Reba McEntire started working before she was a preschooler
Most children today spend their days either at daycare or being endlessly entertained by caregivers. That wasn't Reba McEntire's reality, though. By the time she was 5, Reba was hard at work on the family ranch. "I didn't play cowgirl growing up. I was one," she said in The Wall Street Journal interview. Day in and day out, the little girl was out in the fields aiding Clark McEntire with whatever needed doing. "If Daddy needed a driver to move grain in his pickup truck, he came in and got whoever was there," she said.

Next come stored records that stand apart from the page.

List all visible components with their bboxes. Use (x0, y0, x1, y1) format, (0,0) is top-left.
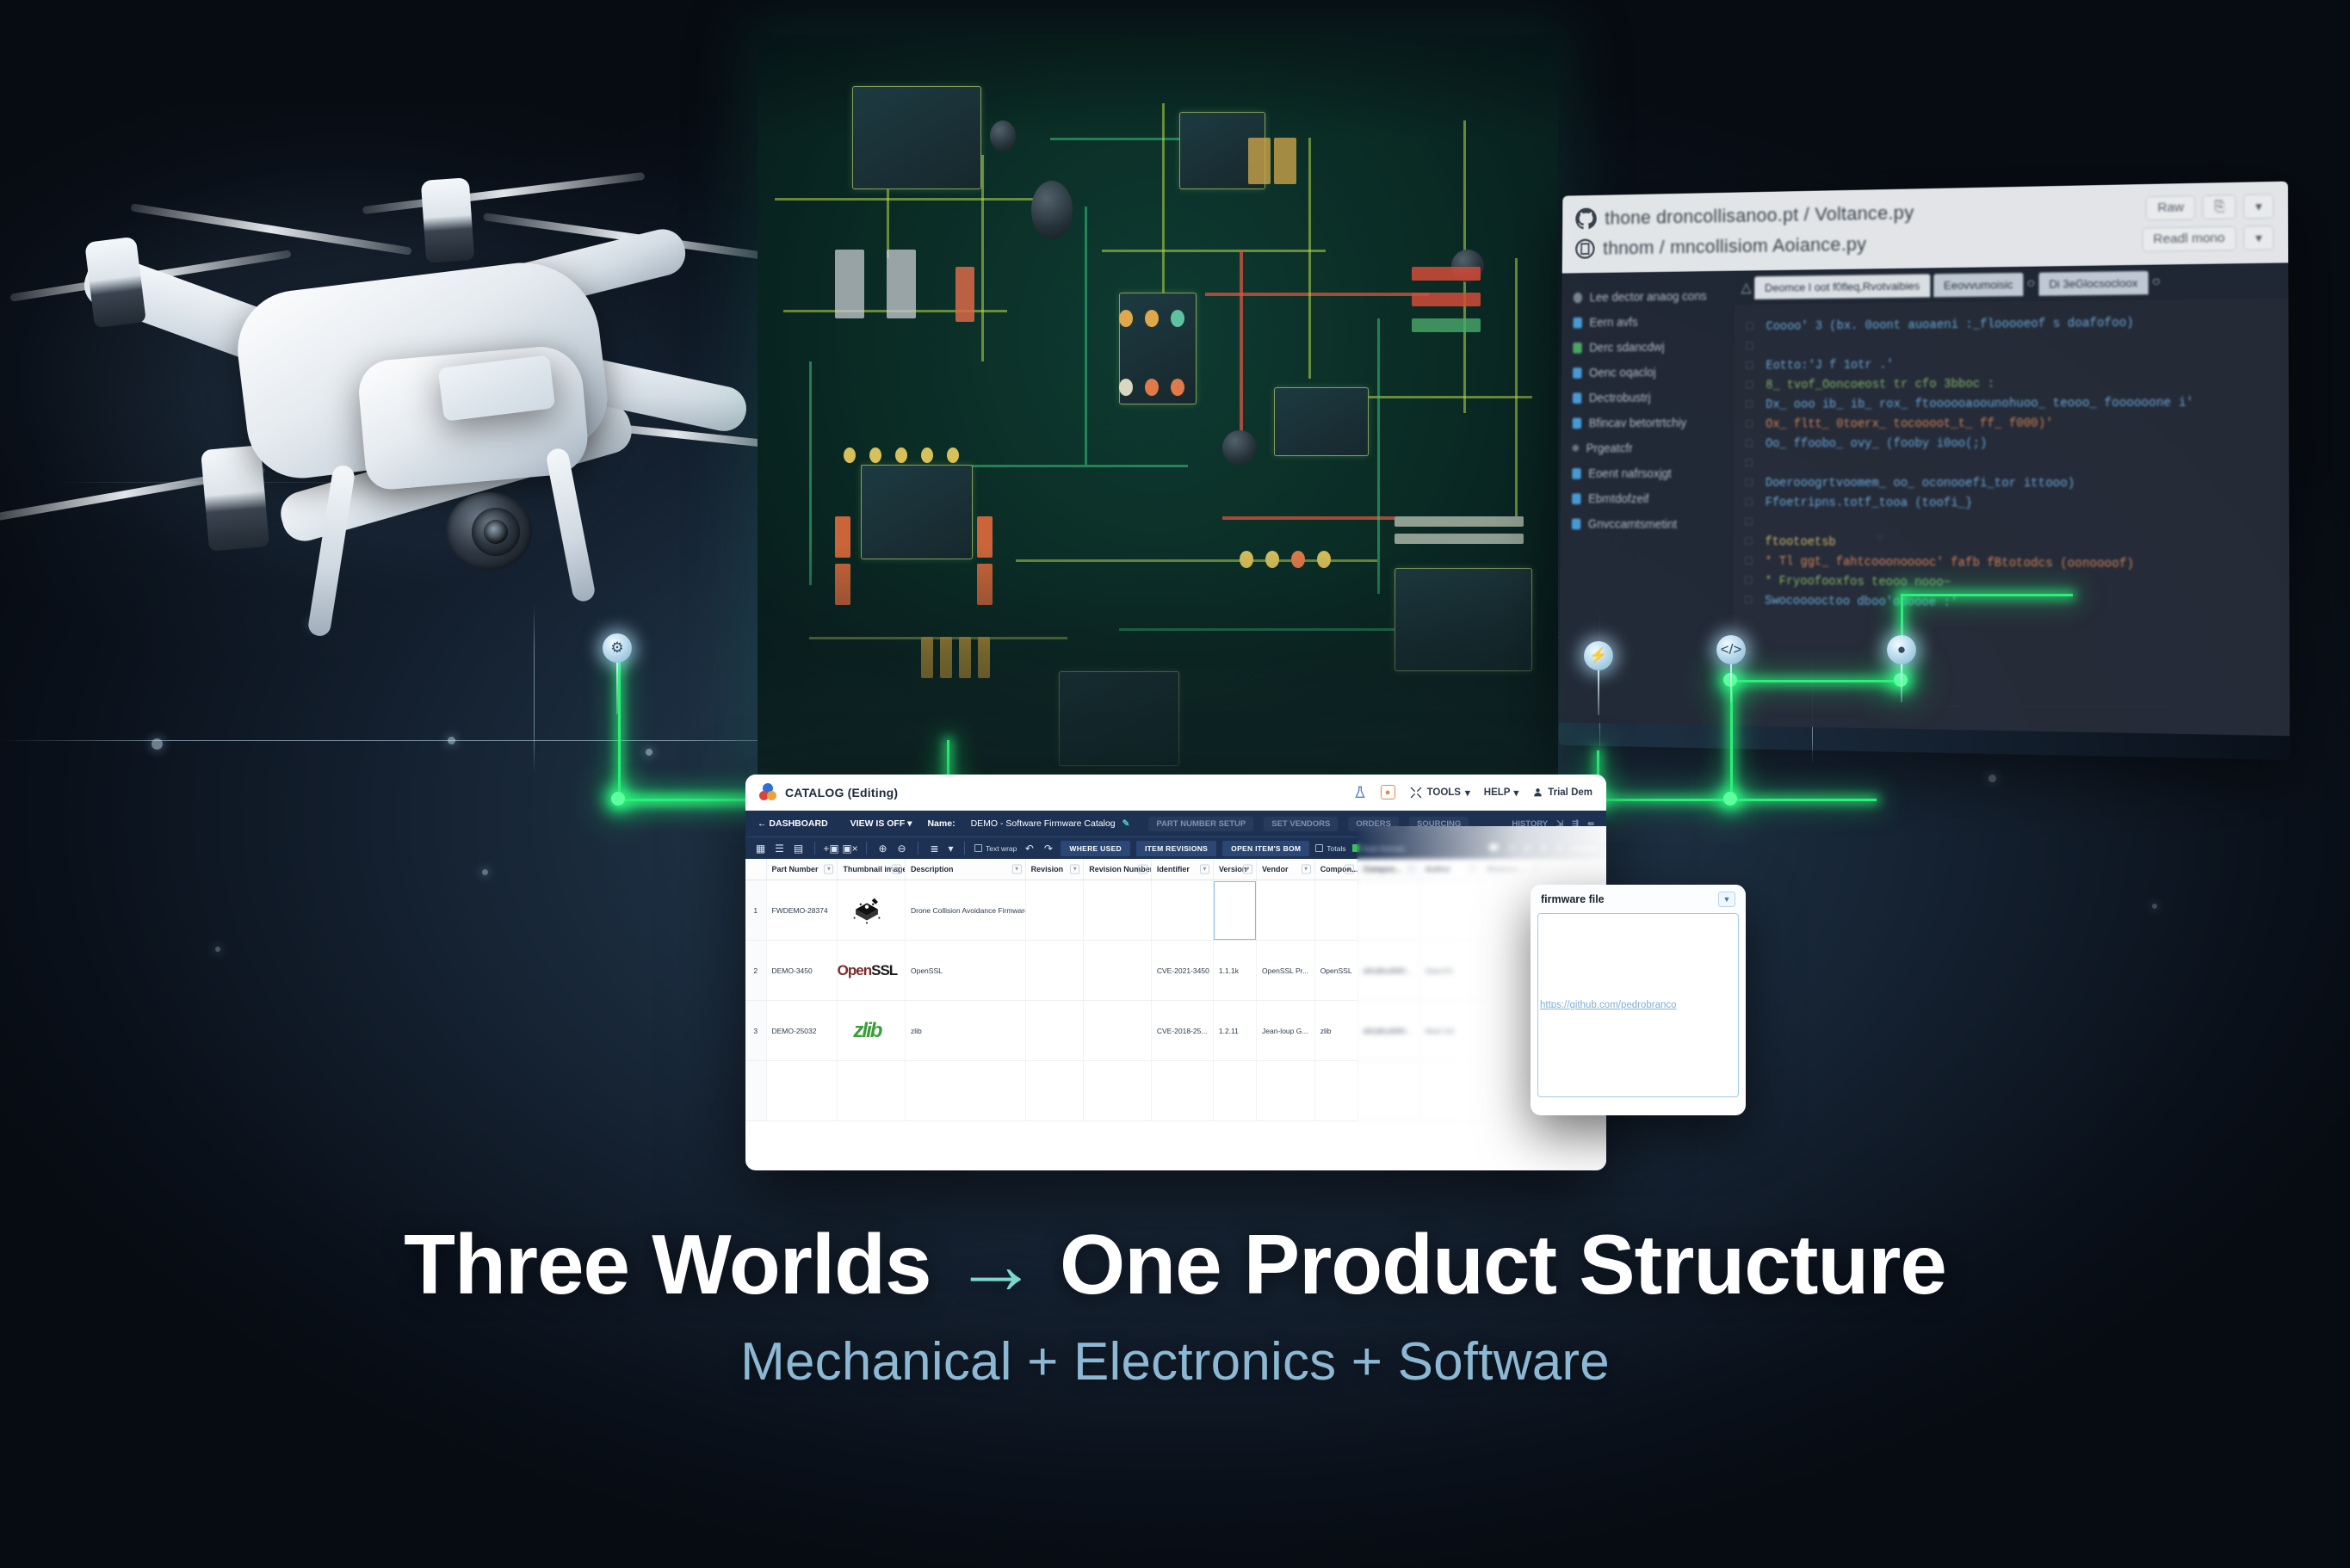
file-tree-label: Prgeatcfr (1586, 441, 1633, 455)
help-menu[interactable]: HELP ▾ (1484, 787, 1518, 799)
firmware-file-popup[interactable]: firmware file ▼ https://github.com/pedro… (1531, 885, 1746, 1115)
repo-icon (1575, 238, 1595, 259)
cell-version[interactable]: 1.1.1k (1213, 941, 1256, 1001)
folder-icon (1572, 518, 1581, 529)
cell-revision[interactable] (1025, 1001, 1084, 1061)
github-icon (1575, 207, 1597, 230)
cell-identifier[interactable] (1151, 880, 1213, 941)
catalog-title-bar: CATALOG (Editing) ● TOOLS ▾ HELP ▾ Trial… (745, 775, 1606, 811)
code-line: * Tl ggt_ fahtcooonooooc' fafb fBtotodcs… (1765, 553, 2134, 575)
file-tree-label: Gnvccamtsmetint (1588, 517, 1677, 531)
cell-revision-number[interactable] (1084, 941, 1152, 1001)
slide-headline: Three Worlds → One Product Structure Mec… (0, 1220, 2350, 1392)
cell-component-1[interactable]: OpenSSL (1314, 941, 1357, 1001)
more-options-button[interactable]: ▾ (2243, 194, 2273, 219)
firmware-chip-icon (843, 888, 891, 933)
code-line: Doerooogrtvoomem_ oo_ oconooefi_tor itto… (1766, 474, 2075, 494)
editor-tab[interactable]: Eeovvumoisic (1933, 272, 2023, 296)
item-count-label: 6 items (1571, 844, 1598, 853)
cell-component-1[interactable] (1314, 880, 1357, 941)
folder-icon (1573, 317, 1581, 328)
file-tree-item[interactable]: Ebmtdofzeif (1561, 486, 1734, 512)
where-used-button[interactable]: WHERE USED (1061, 841, 1130, 856)
col-header-relation[interactable]: Relation...▾ (1481, 859, 1543, 880)
share-icon[interactable]: ⇚ (1587, 819, 1594, 829)
circle-icon: ○ (2027, 276, 2036, 292)
cell-version[interactable]: 1.2.11 (1213, 1001, 1256, 1061)
cell-author[interactable]: Mark Adl (1419, 1001, 1481, 1061)
file-tree-label: Bfincav betortrtchiy (1589, 416, 1687, 429)
column-filter-icon[interactable]: ▾ (1070, 865, 1079, 874)
catalog-data-table[interactable]: Part Number▾ Thumbnail image▾ Descriptio… (745, 859, 1606, 1121)
software-repository-panel: thone droncollisanoo.pt / Voltance.py Ra… (1559, 182, 2290, 760)
chevron-down-icon[interactable]: ▼ (1718, 892, 1735, 907)
table-header-row: Part Number▾ Thumbnail image▾ Descriptio… (745, 859, 1606, 880)
firmware-file-link[interactable]: https://github.com/pedrobranco (1540, 1000, 1736, 1010)
catalog-nav-bar: ← DASHBOARD VIEW IS OFF ▾ Name: DEMO - S… (745, 811, 1606, 836)
branch-icon (1574, 292, 1582, 303)
table-row[interactable]: 2 DEMO-3450 OpenSSL OpenSSL CVE-2021-345… (745, 941, 1606, 1001)
col-header-component-2[interactable]: Compon...▾ (1357, 859, 1419, 880)
cell-identifier[interactable]: CVE-2021-3450 (1151, 941, 1213, 1001)
firmware-popup-title: firmware file (1541, 893, 1605, 905)
column-filter-icon[interactable]: ▾ (824, 865, 833, 874)
warning-icon: △ (1741, 279, 1752, 296)
folder-icon (1573, 392, 1581, 404)
chevron-down-icon: ▾ (1465, 787, 1470, 799)
editor-tab[interactable]: Deomce I oot f0fleq,Rvotvaibies (1754, 274, 1930, 299)
column-filter-icon[interactable]: ▾ (1407, 865, 1416, 874)
file-tree-item[interactable]: Eoent nafrsoxjgt (1561, 460, 1734, 486)
code-line: Eotto:'J f 1otr .' (1766, 355, 1893, 376)
presentation-slide: thone droncollisanoo.pt / Voltance.py Ra… (0, 0, 2350, 1568)
file-tree-item[interactable]: Eern avfs (1562, 308, 1735, 335)
item-revisions-button[interactable]: ITEM REVISIONS (1136, 841, 1216, 856)
totals-toggle[interactable]: Totals (1315, 844, 1345, 853)
back-to-dashboard-button[interactable]: ← DASHBOARD (758, 818, 828, 829)
cell-identifier[interactable]: CVE-2018-25... (1151, 1001, 1213, 1061)
grid-view-icon[interactable]: ▦ (754, 843, 767, 855)
code-lines: □Coooo' 3 (bx. 0oont auoaeni :_flooooeof… (1733, 298, 2289, 631)
checkbox-icon (1315, 844, 1323, 852)
row-number: 3 (745, 1001, 766, 1061)
comment-icon[interactable]: 💬 (1487, 843, 1500, 854)
column-view-icon[interactable]: ▤ (792, 843, 805, 855)
open-items-bom-button[interactable]: OPEN ITEM'S BOM (1222, 841, 1309, 856)
table-row[interactable]: 3 DEMO-25032 zlib zlib CVE-2018-25... 1.… (745, 1001, 1606, 1061)
clock-icon[interactable]: ◷ (1507, 843, 1516, 854)
circle-icon: ○ (2152, 275, 2161, 290)
nav-tab-part-number-setup[interactable]: PART NUMBER SETUP (1148, 817, 1253, 831)
firmware-popup-header: firmware file ▼ (1531, 885, 1746, 913)
swap-icon[interactable]: ⇄ (1524, 843, 1531, 854)
firmware-popup-body[interactable]: https://github.com/pedrobranco (1537, 913, 1739, 1097)
nav-tab-orders[interactable]: ORDERS (1348, 817, 1399, 831)
totals-label: Totals (1327, 844, 1345, 853)
cell-revision-number[interactable] (1084, 880, 1152, 941)
nav-tab-sourcing[interactable]: SOURCING (1409, 817, 1469, 831)
sort-icon[interactable]: ≣ (928, 843, 941, 855)
cell-revision[interactable] (1025, 941, 1084, 1001)
tools-menu[interactable]: TOOLS ▾ (1409, 786, 1470, 799)
headline-part-2: One Product Structure (1060, 1217, 1946, 1312)
catalog-title: CATALOG (Editing) (785, 786, 898, 799)
col-header-thumbnail[interactable]: Thumbnail image▾ (838, 859, 906, 880)
table-row-empty[interactable] (745, 1061, 1606, 1121)
zoom-out-icon[interactable]: ⊖ (895, 843, 908, 855)
delete-row-icon[interactable]: ▣× (844, 843, 857, 855)
redo-icon[interactable]: ↷ (1042, 843, 1054, 855)
code-line: Ffoetripns.totf_tooa (toofi_} (1766, 494, 1973, 515)
column-filter-icon[interactable]: ▾ (1243, 865, 1252, 874)
chevron-down-icon: ▾ (1513, 787, 1518, 799)
undo-icon[interactable]: ↶ (1023, 843, 1036, 855)
drone-render (0, 103, 775, 654)
file-tree-label: Lee dector anaog cons (1590, 289, 1707, 304)
cell-description[interactable]: Drone Collision Avoidance Firmware (905, 880, 1025, 941)
openssl-logo: OpenSSL (843, 948, 891, 993)
col-header-extra (1543, 859, 1605, 880)
nav-tab-set-vendors[interactable]: SET VENDORS (1264, 817, 1338, 831)
code-line: Swocooooctoo dboo'odoooe :' (1765, 592, 1957, 614)
file-tree-label: Ebmtdofzeif (1588, 491, 1649, 505)
pcb-circuit-board-render (758, 34, 1558, 787)
file-tree-label: Oenc oqacloj (1589, 366, 1656, 380)
help-label: HELP (1484, 787, 1511, 798)
cell-component-2[interactable] (1357, 880, 1419, 941)
cell-thumbnail[interactable] (838, 880, 906, 941)
headline-primary: Three Worlds → One Product Structure (0, 1220, 2350, 1309)
column-filter-icon[interactable]: ▾ (1200, 865, 1209, 874)
file-tree-item[interactable]: Dectrobustrj (1562, 384, 1735, 410)
col-header-vendor[interactable]: Vendor▾ (1257, 859, 1315, 880)
user-label: Trial Dem (1548, 787, 1592, 798)
tree-view-icon[interactable]: ☰ (773, 843, 786, 855)
user-icon (1532, 787, 1543, 798)
import-icon[interactable]: ⇲ (1556, 819, 1563, 829)
col-header-component-1[interactable]: Compon...▾ (1314, 859, 1357, 880)
file-tree-item[interactable]: Oenc oqacloj (1562, 359, 1735, 386)
notification-icon[interactable]: ● (1381, 785, 1395, 799)
raw-button[interactable]: Raw (2146, 195, 2196, 220)
cell-component-1[interactable]: zlib (1314, 1001, 1357, 1061)
edit-pencil-icon[interactable]: ✎ (1122, 818, 1130, 829)
ide-body: Lee dector anaog cons Eern avfs Derc sda… (1559, 262, 2290, 736)
column-filter-icon[interactable]: ▾ (1012, 865, 1022, 874)
app-logo-icon (759, 783, 776, 802)
folder-icon (1572, 493, 1581, 504)
history-label[interactable]: HISTORY (1512, 819, 1548, 829)
file-tree-root[interactable]: Lee dector anaog cons (1562, 283, 1735, 311)
repo-breadcrumb-line1: thone droncollisanoo.pt / Voltance.py (1605, 201, 1914, 229)
file-tree-sidebar[interactable]: Lee dector anaog cons Eern avfs Derc sda… (1559, 271, 1735, 725)
zlib-logo: zlib (843, 1009, 891, 1053)
col-header-version[interactable]: Version▾ (1213, 859, 1256, 880)
folder-icon (1573, 367, 1581, 379)
checkbox-icon (974, 844, 982, 852)
code-line: * Fryoofooxfos teooo nooo~ (1765, 572, 1951, 594)
code-line: Oo_ ffoobo_ ovy_ (fooby i0oo(;) (1766, 435, 1988, 454)
dashboard-label: DASHBOARD (769, 818, 827, 829)
file-tree-label: Derc sdancdwj (1589, 340, 1665, 354)
auto-formula-toggle[interactable]: Auto formula (1352, 844, 1405, 853)
dropdown-caret-button[interactable]: ▾ (2244, 225, 2274, 250)
row-number: 2 (745, 941, 766, 1001)
cell-part-number[interactable]: FWDEMO-28374 (766, 880, 838, 941)
col-header-revision-number[interactable]: Revision Number▾ (1084, 859, 1152, 880)
cell-vendor[interactable]: Jean-loup G... (1257, 1001, 1315, 1061)
name-label: Name: (927, 818, 955, 829)
cell-component-2[interactable]: d41d8cd98f0... (1357, 1001, 1419, 1061)
column-filter-icon[interactable]: ▾ (892, 865, 901, 874)
tools-label: TOOLS (1427, 787, 1461, 798)
row-number-header (745, 859, 766, 880)
cell-vendor[interactable]: OpenSSL Pr... (1257, 941, 1315, 1001)
file-tree-item[interactable]: Gnvccamtsmetint (1561, 511, 1734, 537)
code-viewer: △ Deomce I oot f0fleq,Rvotvaibies Eeovvu… (1733, 262, 2290, 736)
column-filter-icon[interactable]: ▾ (1531, 865, 1540, 874)
cell-revision[interactable] (1025, 880, 1084, 941)
auto-formula-label: Auto formula (1364, 844, 1405, 853)
wrench-icon (1409, 786, 1423, 799)
filter-icon[interactable]: ▼ (1539, 843, 1549, 854)
code-line: 8_ tvof_Ooncoeost tr cfo 3bboc : (1766, 375, 1994, 396)
catalog-toolbar: ▦ ☰ ▤ +▣ ▣× ⊕ ⊖ ≣ ▾ Text wrap ↶ ↷ WHERE … (745, 836, 1606, 859)
col-header-author[interactable]: Author▾ (1419, 859, 1481, 880)
cell-vendor[interactable] (1257, 880, 1315, 941)
column-filter-icon[interactable]: ▾ (1345, 865, 1354, 874)
cell-thumbnail[interactable]: OpenSSL (838, 941, 906, 1001)
add-row-icon[interactable]: +▣ (825, 843, 838, 855)
cell-author[interactable]: OpenSS (1419, 941, 1481, 1001)
text-wrap-toggle[interactable]: Text wrap (974, 844, 1017, 853)
file-tree-label: Eern avfs (1589, 315, 1637, 329)
cell-part-number[interactable]: DEMO-3450 (766, 941, 838, 1001)
folder-icon (1572, 468, 1581, 479)
column-filter-icon[interactable]: ▾ (1138, 865, 1147, 874)
col-header-part-number[interactable]: Part Number▾ (766, 859, 838, 880)
file-tree-item[interactable]: Prgeatcfr (1561, 435, 1734, 461)
file-tree-item[interactable]: Bfincav betortrtchiy (1561, 410, 1734, 435)
code-line: Ox_ fltt_ 0toerx_ tocoooot_t_ ff_ f000)' (1766, 414, 2053, 435)
dot-icon (1572, 445, 1579, 452)
row-number: 1 (745, 880, 766, 941)
cell-version-selected[interactable] (1213, 880, 1256, 941)
view-state-label: VIEW IS OFF (850, 818, 906, 829)
column-filter-icon[interactable]: ▾ (1302, 865, 1311, 874)
cell-description[interactable]: zlib (905, 1001, 1025, 1061)
repo-breadcrumb-line2: thnom / mncollisiom Aoiance.py (1603, 233, 1866, 259)
export-icon[interactable]: ⇶ (1572, 819, 1579, 829)
flask-icon[interactable] (1353, 786, 1367, 799)
user-menu[interactable]: Trial Dem (1532, 787, 1592, 798)
cell-component-2[interactable]: d41d8cd98f0... (1357, 941, 1419, 1001)
zoom-in-icon[interactable]: ⊕ (876, 843, 889, 855)
col-header-revision[interactable]: Revision▾ (1025, 859, 1084, 880)
catalog-app-window[interactable]: CATALOG (Editing) ● TOOLS ▾ HELP ▾ Trial… (745, 775, 1606, 1170)
copy-icon-button[interactable]: ⎘ (2203, 194, 2236, 219)
headline-subtitle: Mechanical + Electronics + Software (0, 1331, 2350, 1392)
folder-icon (1573, 342, 1581, 353)
arrow-icon: → (954, 1217, 1037, 1312)
cell-thumbnail[interactable]: zlib (838, 1001, 906, 1061)
search-icon[interactable]: ⚲ (1556, 843, 1563, 854)
folder-icon (1573, 417, 1581, 429)
view-state-toggle[interactable]: VIEW IS OFF ▾ (850, 818, 912, 829)
chevron-down-icon[interactable]: ▾ (947, 843, 955, 855)
col-header-identifier[interactable]: Identifier▾ (1151, 859, 1213, 880)
file-tree-label: Eoent nafrsoxjgt (1588, 466, 1672, 480)
catalog-name-value: DEMO - Software Firmware Catalog (971, 818, 1116, 829)
editor-tab[interactable]: Di 3eGlocsocloox (2038, 270, 2148, 295)
cell-revision-number[interactable] (1084, 1001, 1152, 1061)
checkbox-checked-icon (1352, 844, 1360, 852)
file-tree-label: Dectrobustrj (1589, 391, 1651, 404)
repo-header: thone droncollisanoo.pt / Voltance.py Ra… (1562, 182, 2289, 274)
text-wrap-label: Text wrap (986, 844, 1017, 853)
code-line: ftootoetsb (1765, 533, 1835, 553)
column-filter-icon[interactable]: ▾ (1469, 865, 1478, 874)
cell-description[interactable]: OpenSSL (905, 941, 1025, 1001)
headline-part-1: Three Worlds (404, 1217, 931, 1312)
cell-author[interactable] (1419, 880, 1481, 941)
file-tree-item[interactable]: Derc sdancdwj (1562, 333, 1735, 360)
cell-part-number[interactable]: DEMO-25032 (766, 1001, 838, 1061)
read-mode-button[interactable]: Readl mono (2142, 226, 2236, 252)
code-line: Dx_ ooo ib_ ib_ rox_ ftoooooaoounohuoo_ … (1766, 393, 2193, 415)
col-header-description[interactable]: Description▾ (905, 859, 1025, 880)
table-row[interactable]: 1 FWDEMO-28374 (745, 880, 1606, 941)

If that happened to be Reba, her father would place her on a giant feed sack so she could see out the windshield. "I'd be on my knees to work the steering wheel. He'd put the truck in granny gear, jump out and off I'd go," she said. The McEntire children knew better than to try to talk their father into letting them play around. "When Daddy would tell you to go park yourself on your horse in a certain gate ... you'd darn sure better park your horse there in that gate," she told The Oklahoman.

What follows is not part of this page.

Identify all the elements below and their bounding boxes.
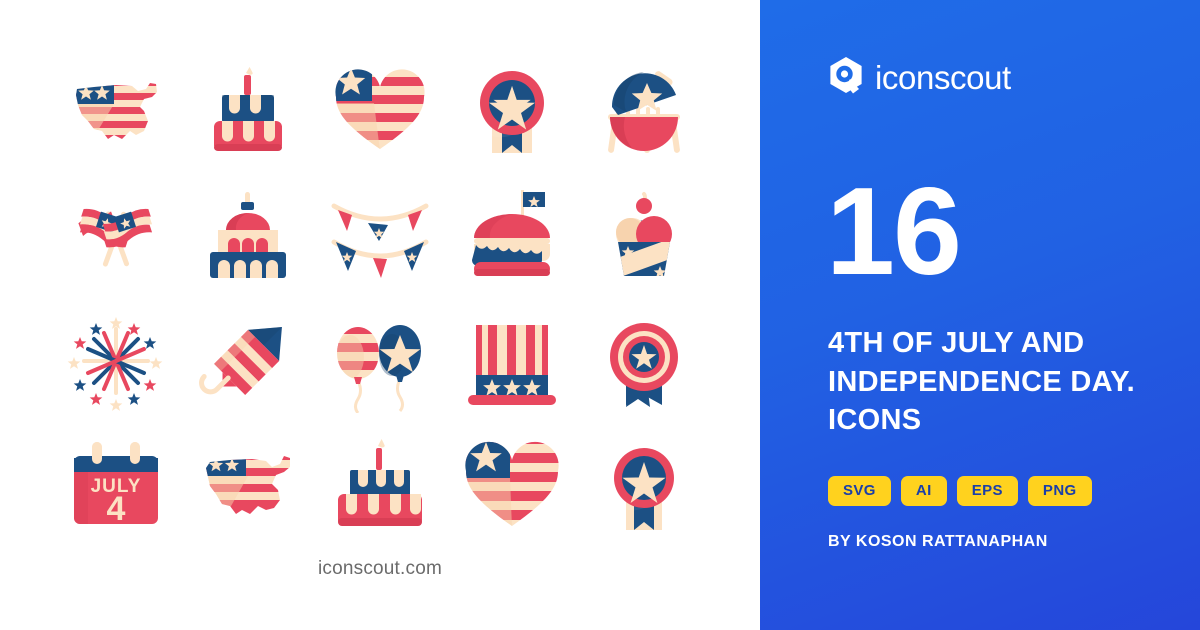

It may not have been a typical childhood, but Reba is glad she learned the value of hard work. "Learning to work on a ranch really came over into my career, because when you were told to do something, you did it," she told Garden & Gun in 2020.
Reba McEntire didn't know how to properly care for her body
Throughout her early years, Reba McEntire spent little time thinking about how to care for her body. She couldn't have given sun damage a second thought or questioned whether her work at the ranch could damage her back. It's not that she didn't care; she just didn't know. "I wasn't always this in tune with my body, and I regret how I abused it while I was growing up," she wrote in her 1999 book, "Comfort from a Country Quilt."
McEntire often spent summer days lounging in the sun with no protection, without a single care in the world. She would also spend long hours on the ranch with no water in sight. She didn't have to wait years to see the consequences of that one. One day, she collapsed without warning while working the cattle alongside her father. "I was standing real close to the fire that kept the branding irons hot. Next thing I knew, my legs went out from under me and I was out. I guess I had heatstroke," she shared in "Reba: My Story."
McEntire also used improper posture to lift large feed sacks and drank too much alcohol in college. But she has learned her lessons. With time, she started to care for her body. It has paid off, but she puts in the effort. "I have to watch what I eat and exercise and cut back," she told People in 2020.